- Uttar Bagundi Location in West Bengal, India Uttar Bagundi Uttar Bagundi (India)
- Coordinates: 22°38′28″N 88°52′10″E﻿ / ﻿22.641222°N 88.869567°E
- Country: India
- State: West Bengal
- District: North 24 Parganas

Area
- • Total: 2.3553 km^{2} (0.9094 sq mi)

Population (2011)
- • Total: 6,027
- • Density: 2,559/km^{2} (6,628/sq mi)

Languages
- • Official: Bengali, English
- Time zone: UTC+5:30 (IST)
- PIN: 743429
- Telephone code: 03217
- Vehicle registration: WB
- Lok Sabha constituency: Basirhat
- Vidhan Sabha constituency: Basirhat Dakshin

= Uttar Bagundi =

Uttar Bagundi is a census town in the Basirhat I CD block in the Basirhat subdivision of the North 24 Parganas district in the state of West Bengal, India.

==Geography==

===Location===
Uttar Bagundi is located at .

===Area overview===
The area shown in the map is a part of the Ichhamati-Raimangal Plain, located in the lower Ganges Delta. It contains soil of mature black or brownish loam to recent alluvium. Numerous rivers, creeks and khals criss-cross the area. The tip of the Sundarbans National Park is visible in the lower part of the map (shown in green but not marked). The larger full screen map shows the full forest area. A large section of the area is a part of the Sundarbans settlements. The densely populated area is an overwhelmingly rural area. Only 12.96% of the population lives in the urban areas and 87.04% of the population lives in the rural areas.

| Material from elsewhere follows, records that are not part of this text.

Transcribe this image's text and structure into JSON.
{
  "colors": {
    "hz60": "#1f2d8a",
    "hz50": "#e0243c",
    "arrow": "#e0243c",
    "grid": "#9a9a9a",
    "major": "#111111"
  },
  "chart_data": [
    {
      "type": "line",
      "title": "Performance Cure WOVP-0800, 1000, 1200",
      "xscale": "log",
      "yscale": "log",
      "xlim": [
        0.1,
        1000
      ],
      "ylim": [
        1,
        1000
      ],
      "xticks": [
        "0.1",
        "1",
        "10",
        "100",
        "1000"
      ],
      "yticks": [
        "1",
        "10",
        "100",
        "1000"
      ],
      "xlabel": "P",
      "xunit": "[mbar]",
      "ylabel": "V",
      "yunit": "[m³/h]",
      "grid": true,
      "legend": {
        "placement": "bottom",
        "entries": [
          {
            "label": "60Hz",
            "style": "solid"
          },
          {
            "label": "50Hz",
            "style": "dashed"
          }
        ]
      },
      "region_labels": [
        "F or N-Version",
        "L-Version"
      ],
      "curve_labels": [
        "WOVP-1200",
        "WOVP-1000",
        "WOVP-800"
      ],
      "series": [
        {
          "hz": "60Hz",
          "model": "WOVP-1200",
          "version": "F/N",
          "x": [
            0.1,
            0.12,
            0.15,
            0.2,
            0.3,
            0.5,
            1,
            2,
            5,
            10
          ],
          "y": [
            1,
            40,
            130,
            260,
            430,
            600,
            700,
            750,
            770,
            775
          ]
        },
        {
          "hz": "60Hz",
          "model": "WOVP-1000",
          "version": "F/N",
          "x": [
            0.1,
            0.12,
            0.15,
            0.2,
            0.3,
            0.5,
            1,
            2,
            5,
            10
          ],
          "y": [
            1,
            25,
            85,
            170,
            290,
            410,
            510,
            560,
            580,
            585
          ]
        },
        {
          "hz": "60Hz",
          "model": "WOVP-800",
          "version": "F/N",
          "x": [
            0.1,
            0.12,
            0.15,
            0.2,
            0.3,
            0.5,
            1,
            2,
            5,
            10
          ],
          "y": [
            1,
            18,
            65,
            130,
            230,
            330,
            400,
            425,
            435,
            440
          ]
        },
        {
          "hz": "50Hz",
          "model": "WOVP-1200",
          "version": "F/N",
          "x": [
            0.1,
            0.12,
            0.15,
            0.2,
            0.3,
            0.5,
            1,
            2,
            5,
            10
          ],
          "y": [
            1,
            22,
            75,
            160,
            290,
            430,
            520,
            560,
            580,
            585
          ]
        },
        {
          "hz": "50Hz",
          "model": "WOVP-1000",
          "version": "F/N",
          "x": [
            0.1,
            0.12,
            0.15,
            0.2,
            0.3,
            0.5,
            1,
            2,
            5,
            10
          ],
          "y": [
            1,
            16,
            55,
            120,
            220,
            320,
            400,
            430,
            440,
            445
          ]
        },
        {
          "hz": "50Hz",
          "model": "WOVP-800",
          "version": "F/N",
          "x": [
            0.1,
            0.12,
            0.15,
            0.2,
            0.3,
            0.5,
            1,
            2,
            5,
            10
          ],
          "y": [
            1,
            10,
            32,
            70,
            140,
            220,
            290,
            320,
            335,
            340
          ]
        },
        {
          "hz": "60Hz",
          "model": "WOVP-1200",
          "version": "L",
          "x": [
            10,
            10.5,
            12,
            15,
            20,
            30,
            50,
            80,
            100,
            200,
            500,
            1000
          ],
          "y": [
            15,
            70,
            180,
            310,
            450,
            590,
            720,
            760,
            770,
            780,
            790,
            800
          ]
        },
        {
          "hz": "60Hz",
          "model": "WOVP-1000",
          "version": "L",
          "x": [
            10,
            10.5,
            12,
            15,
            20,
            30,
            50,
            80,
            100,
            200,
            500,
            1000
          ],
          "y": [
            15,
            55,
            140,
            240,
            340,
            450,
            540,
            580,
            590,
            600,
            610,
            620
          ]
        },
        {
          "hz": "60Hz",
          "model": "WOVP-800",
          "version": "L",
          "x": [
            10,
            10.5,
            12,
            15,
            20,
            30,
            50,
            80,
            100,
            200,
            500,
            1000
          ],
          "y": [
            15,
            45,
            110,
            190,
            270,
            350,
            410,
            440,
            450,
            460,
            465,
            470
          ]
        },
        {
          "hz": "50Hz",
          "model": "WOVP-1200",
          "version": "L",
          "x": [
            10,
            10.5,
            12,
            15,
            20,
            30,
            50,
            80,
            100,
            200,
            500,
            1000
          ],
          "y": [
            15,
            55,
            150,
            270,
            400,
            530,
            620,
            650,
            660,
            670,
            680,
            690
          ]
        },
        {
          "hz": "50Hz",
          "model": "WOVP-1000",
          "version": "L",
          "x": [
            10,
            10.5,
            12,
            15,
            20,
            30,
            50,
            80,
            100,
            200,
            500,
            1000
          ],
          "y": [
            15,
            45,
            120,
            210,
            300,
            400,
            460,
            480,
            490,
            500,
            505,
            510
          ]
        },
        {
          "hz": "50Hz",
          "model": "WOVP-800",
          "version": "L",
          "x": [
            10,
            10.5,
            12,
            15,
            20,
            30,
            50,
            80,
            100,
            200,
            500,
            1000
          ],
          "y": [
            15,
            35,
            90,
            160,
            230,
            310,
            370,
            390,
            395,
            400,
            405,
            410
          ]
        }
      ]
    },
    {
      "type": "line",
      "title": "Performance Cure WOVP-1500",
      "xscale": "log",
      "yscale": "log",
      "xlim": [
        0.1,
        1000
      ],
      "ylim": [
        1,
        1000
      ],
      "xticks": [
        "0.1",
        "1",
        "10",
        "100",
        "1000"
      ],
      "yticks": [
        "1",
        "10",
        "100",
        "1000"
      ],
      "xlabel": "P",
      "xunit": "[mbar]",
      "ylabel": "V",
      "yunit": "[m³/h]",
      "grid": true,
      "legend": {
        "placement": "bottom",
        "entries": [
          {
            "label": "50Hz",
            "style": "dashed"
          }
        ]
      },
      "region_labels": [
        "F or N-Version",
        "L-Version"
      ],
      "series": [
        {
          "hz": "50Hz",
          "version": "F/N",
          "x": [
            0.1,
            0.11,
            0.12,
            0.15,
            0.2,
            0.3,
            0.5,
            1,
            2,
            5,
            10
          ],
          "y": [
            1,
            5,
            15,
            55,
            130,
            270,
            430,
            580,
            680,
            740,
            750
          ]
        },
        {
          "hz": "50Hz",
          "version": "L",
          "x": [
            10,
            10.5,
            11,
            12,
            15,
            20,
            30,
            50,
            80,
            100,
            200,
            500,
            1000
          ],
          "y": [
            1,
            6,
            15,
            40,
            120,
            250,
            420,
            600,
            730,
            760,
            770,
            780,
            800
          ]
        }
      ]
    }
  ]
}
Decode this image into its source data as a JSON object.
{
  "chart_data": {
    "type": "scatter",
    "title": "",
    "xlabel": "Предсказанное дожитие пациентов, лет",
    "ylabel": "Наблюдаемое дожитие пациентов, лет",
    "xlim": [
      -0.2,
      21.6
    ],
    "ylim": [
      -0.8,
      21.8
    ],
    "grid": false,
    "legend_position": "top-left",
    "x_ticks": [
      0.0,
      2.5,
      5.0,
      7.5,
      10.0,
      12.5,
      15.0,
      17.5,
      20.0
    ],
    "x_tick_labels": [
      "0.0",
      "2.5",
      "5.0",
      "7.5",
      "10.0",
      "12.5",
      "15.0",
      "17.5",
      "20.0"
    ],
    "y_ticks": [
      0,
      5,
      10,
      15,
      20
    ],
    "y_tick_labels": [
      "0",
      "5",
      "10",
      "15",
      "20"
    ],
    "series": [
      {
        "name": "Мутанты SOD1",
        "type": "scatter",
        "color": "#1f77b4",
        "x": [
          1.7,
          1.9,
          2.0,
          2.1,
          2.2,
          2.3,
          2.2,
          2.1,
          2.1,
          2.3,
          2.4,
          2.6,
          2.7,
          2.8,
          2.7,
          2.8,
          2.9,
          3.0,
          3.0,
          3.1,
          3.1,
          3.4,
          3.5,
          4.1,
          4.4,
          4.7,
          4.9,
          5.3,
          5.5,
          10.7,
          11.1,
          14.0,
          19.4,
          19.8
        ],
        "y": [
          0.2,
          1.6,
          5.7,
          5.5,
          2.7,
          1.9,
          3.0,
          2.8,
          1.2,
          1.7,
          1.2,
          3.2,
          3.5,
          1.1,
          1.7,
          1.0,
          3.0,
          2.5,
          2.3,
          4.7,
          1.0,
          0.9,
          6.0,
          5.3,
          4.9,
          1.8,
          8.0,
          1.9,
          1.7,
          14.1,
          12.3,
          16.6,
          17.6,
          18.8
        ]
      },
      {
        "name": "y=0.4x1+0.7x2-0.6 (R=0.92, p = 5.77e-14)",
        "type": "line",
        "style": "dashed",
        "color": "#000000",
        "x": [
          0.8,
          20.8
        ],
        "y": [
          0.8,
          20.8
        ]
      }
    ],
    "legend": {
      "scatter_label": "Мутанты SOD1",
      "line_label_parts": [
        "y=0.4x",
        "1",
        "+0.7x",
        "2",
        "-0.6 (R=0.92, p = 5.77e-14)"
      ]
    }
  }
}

Note: The map alongside presents some of the notable locations in the subdivision. All places marked in the map are linked in the larger full screen map.

==Demographics==
According to the 2011 Census of India, Uttar Bagundi had a total population of 6,027, of which 3,072 (51%) were males and 2,955 (49%) were females. Population in the age range 0–6 years was 689. The total number of literate persons in Itinda was 3,598 (67.40% of the population over 6 years).

==Infrastructure==
According to the District Census Handbook, North Twenty Four Parganas, 2011, Uttar Bagundi covered an area of 2.3553 km^{2}. It had 7.5 km roads with both open and closed drains. The protected water-supply involved overhead tanks, service reservoir, tap water from untreated sources, tube well/ borewell. It had 549 domestic electric connections. Among the medical facilities it had 1 medicine shop. Among the educational facilities, it had 3 primary schools, 1 middle school, secondary and senior secondary schools at Jirapukur 2 km away. The nearest college was 5 km away at Basirhat. It had 1 non-formal education centre (Sarvya Shiksha Abhiyan). Among the social, cultural and recreational facilities, it had a public library. It is well-known for embroidery work, cane & bamboo products, steel furniture.